Symptoms, course. At the onset of the disease, there are no characteristic features. Complaints of weakness, fatigue, low-grade fever, combined with blunt and undefined pain in the lumbar region, forcefully examine urine. Chronic pyuria is the most common manifestation of kidney tuberculosis, but microhematuria can also be an early symptom of the disease. Urine is almost always an acid reaction, it contains a lot of leukocytes, and proteinuria is poorly expressed. When urine is sown to ordinary media, it remains sterile, as mycobacteria displace another flora, and they do not grow on ordinary media. Piuria rarely forces a patient to see a doctor, most often he is disturbed by an admixture of blood in his urine or an attack of renal colic. The spread of the pathological process to the urinary tract is accompanied by increased pain in the lumbar region and painful dysuria. Sometimes, with late diagnosis of the disease, urethra, prostate and testicles with appendages are involved in the process.

The diagnosis of kidney tuberculosis is based on the data of a urological examination, but early recognition is possible if one remembers that under the mask of chronic pyelonephritis, kidney tuberculosis often occurs, that aseptic pyuria can be present in the presence of mycobacterium tuberculosis in the urine, which is one of the causes of chronic cystitis is tuberculosis.
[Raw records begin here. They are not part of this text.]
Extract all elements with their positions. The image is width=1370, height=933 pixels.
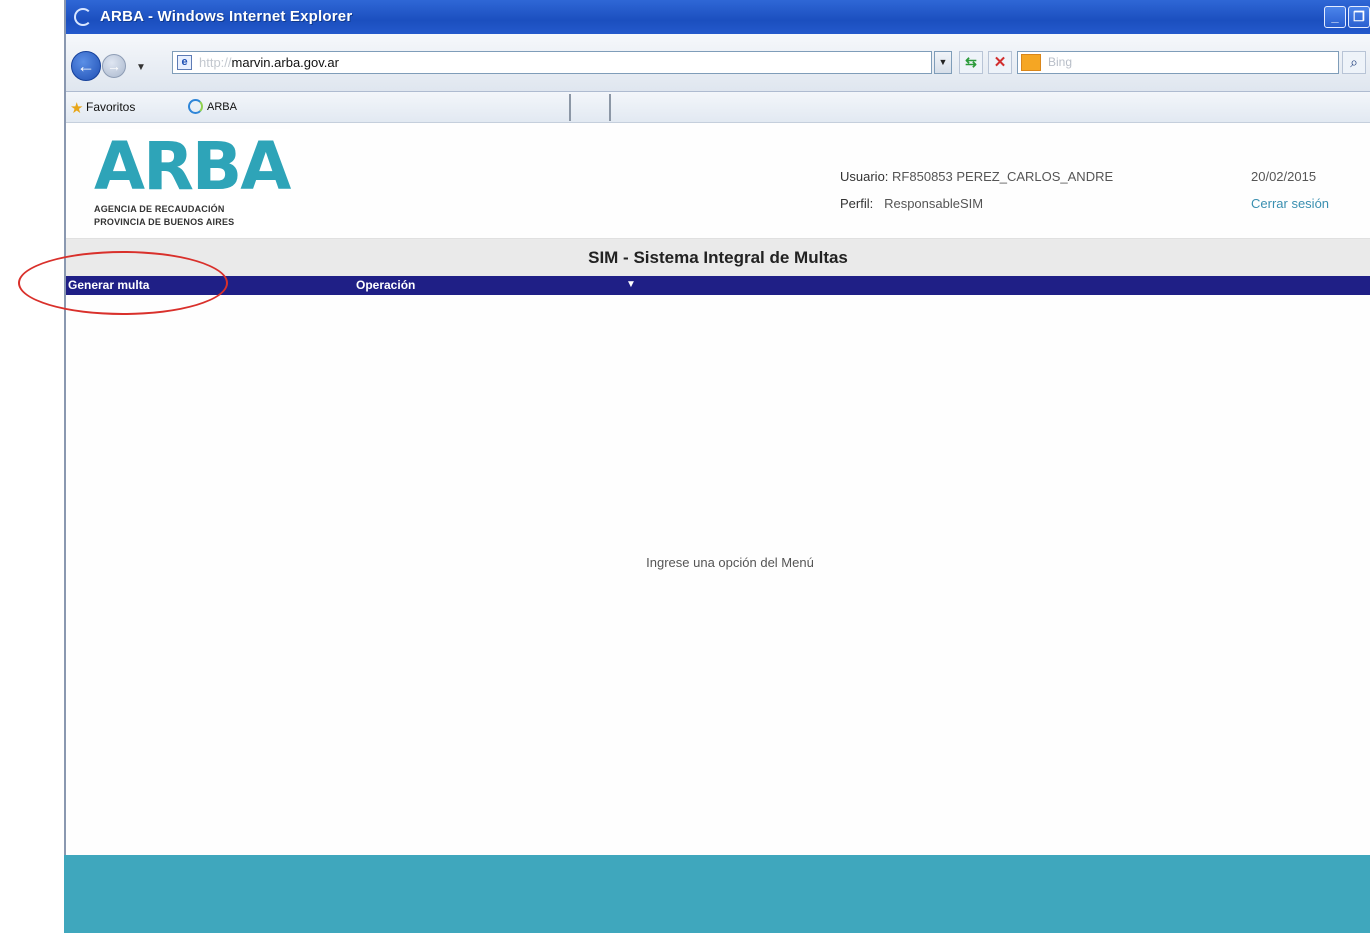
tab-arba[interactable]: ARBA: [207, 101, 237, 113]
search-input[interactable]: Bing: [1017, 51, 1339, 74]
recent-pages-dropdown-icon[interactable]: ▼: [136, 62, 146, 73]
highlight-annotation: [18, 251, 228, 315]
ie-logo-icon: [74, 8, 92, 26]
user-row: Usuario: RF850853 PEREZ_CARLOS_ANDRE: [840, 163, 1113, 190]
stop-button[interactable]: ✕: [988, 51, 1012, 74]
profile-label: Perfil:: [840, 196, 874, 211]
user-label: Usuario:: [840, 169, 889, 184]
user-info: Usuario: RF850853 PEREZ_CARLOS_ANDRE Per…: [840, 163, 1113, 217]
user-value: RF850853 PEREZ_CARLOS_ANDRE: [892, 169, 1114, 184]
address-dropdown-icon[interactable]: ▼: [934, 51, 952, 74]
refresh-button[interactable]: ⇆: [959, 51, 983, 74]
logout-link[interactable]: Cerrar sesión: [1251, 190, 1329, 217]
page-icon: e: [177, 55, 192, 70]
empty-state-message: Ingrese una opción del Menú: [646, 555, 814, 570]
stage: ARBA - Windows Internet Explorer _ ❐ ← →…: [0, 0, 1370, 933]
logo-line-province: PROVINCIA DE BUENOS AIRES: [94, 217, 235, 227]
back-button[interactable]: ←: [71, 51, 101, 81]
profile-row: Perfil: ResponsableSIM: [840, 190, 1113, 217]
page-content: ARBA AGENCIA DE RECAUDACIÓN PROVINCIA DE…: [66, 123, 1370, 855]
address-bar[interactable]: e http://marvin.arba.gov.ar: [172, 51, 932, 74]
title-bar: ARBA - Windows Internet Explorer _ ❐: [66, 0, 1370, 34]
profile-value: ResponsableSIM: [884, 196, 984, 211]
bing-icon: [1021, 54, 1041, 71]
session-info: 20/02/2015 Cerrar sesión: [1251, 163, 1329, 217]
toolbar-divider: [569, 94, 571, 121]
search-placeholder: Bing: [1048, 55, 1073, 69]
minimize-button[interactable]: _: [1324, 6, 1346, 28]
app-title: SIM - Sistema Integral de Multas: [66, 238, 1370, 276]
logo-line-agency: AGENCIA DE RECAUDACIÓN: [94, 204, 225, 214]
navigation-bar: ← → ▼ e http://marvin.arba.gov.ar ▼ ⇆ ✕ …: [66, 34, 1370, 92]
restore-button[interactable]: ❐: [1348, 6, 1370, 28]
arba-logo: ARBA AGENCIA DE RECAUDACIÓN PROVINCIA DE…: [90, 128, 291, 237]
toolbar-divider: [609, 94, 611, 121]
window-title: ARBA - Windows Internet Explorer: [100, 8, 353, 25]
favorites-bar: ★ Favoritos ARBA: [66, 92, 1370, 123]
footer-band: [64, 855, 1370, 933]
menu-item-operacion[interactable]: Operación: [356, 276, 415, 294]
menu-dropdown-icon[interactable]: ▼: [626, 276, 636, 294]
browser-window: ARBA - Windows Internet Explorer _ ❐ ← →…: [64, 0, 1370, 855]
url-prefix: http://: [199, 55, 232, 70]
favorites-star-icon[interactable]: ★: [70, 99, 83, 117]
logo-wordmark: ARBA: [94, 128, 291, 205]
main-menu: Generar multa Operación ▼: [66, 276, 1370, 295]
search-icon[interactable]: ⌕: [1342, 51, 1366, 74]
favorites-button[interactable]: Favoritos: [86, 100, 135, 114]
current-date: 20/02/2015: [1251, 169, 1317, 184]
forward-button[interactable]: →: [102, 54, 126, 78]
ie-tab-icon: [188, 99, 203, 114]
url-host: marvin.arba.gov.ar: [231, 55, 339, 70]
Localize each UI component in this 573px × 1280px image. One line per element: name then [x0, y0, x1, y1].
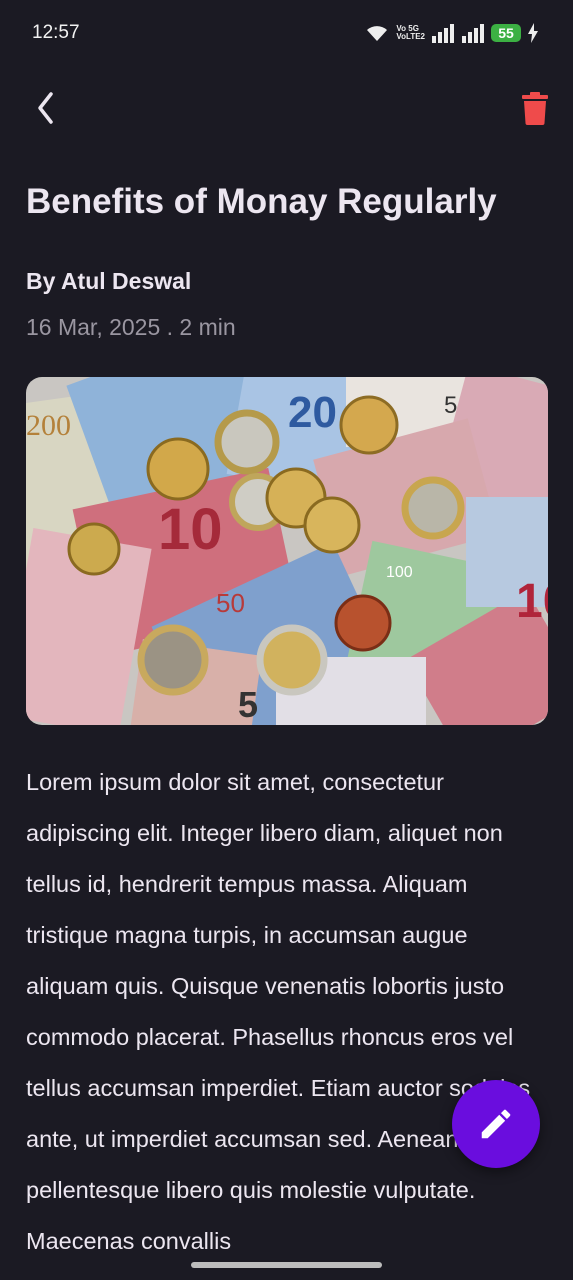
- pencil-icon: [481, 1109, 511, 1139]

Not only pyuria, but also microhematuria, if their cause is not accurately established, serve as a reason for repeated urine testing for mycobacterium tuberculosis (seeding on special media, contamination of guinea pig). Detection of mycobacterium tuberculosis in urine confirms the diagnosis. A reliable sign of tuberculosis of the urinary system is also the detection of tuberculous tubercles on the mucous membrane of the bladder and signs of caverns on the pyelogram. If a kidney tuberculosis is suspected, the patient is shown a urological examination.

Treatment. Conservative treatment requires the use of specific anti-tuberculosis drugs (isoniazid 300 mg once a day or rifamycin 300 mg twice a day in combination with ethambutol 400 mg 3 times a day) and activities that increase the body's resistance. Treatment is usually carried out in an anti-TB dispensary or in special hospitals and sanatoria (especially in the autumn and spring periods). Polycavernous process requires surgical treatment.

The prognosis for early diagnosis and timely treatment is favorable.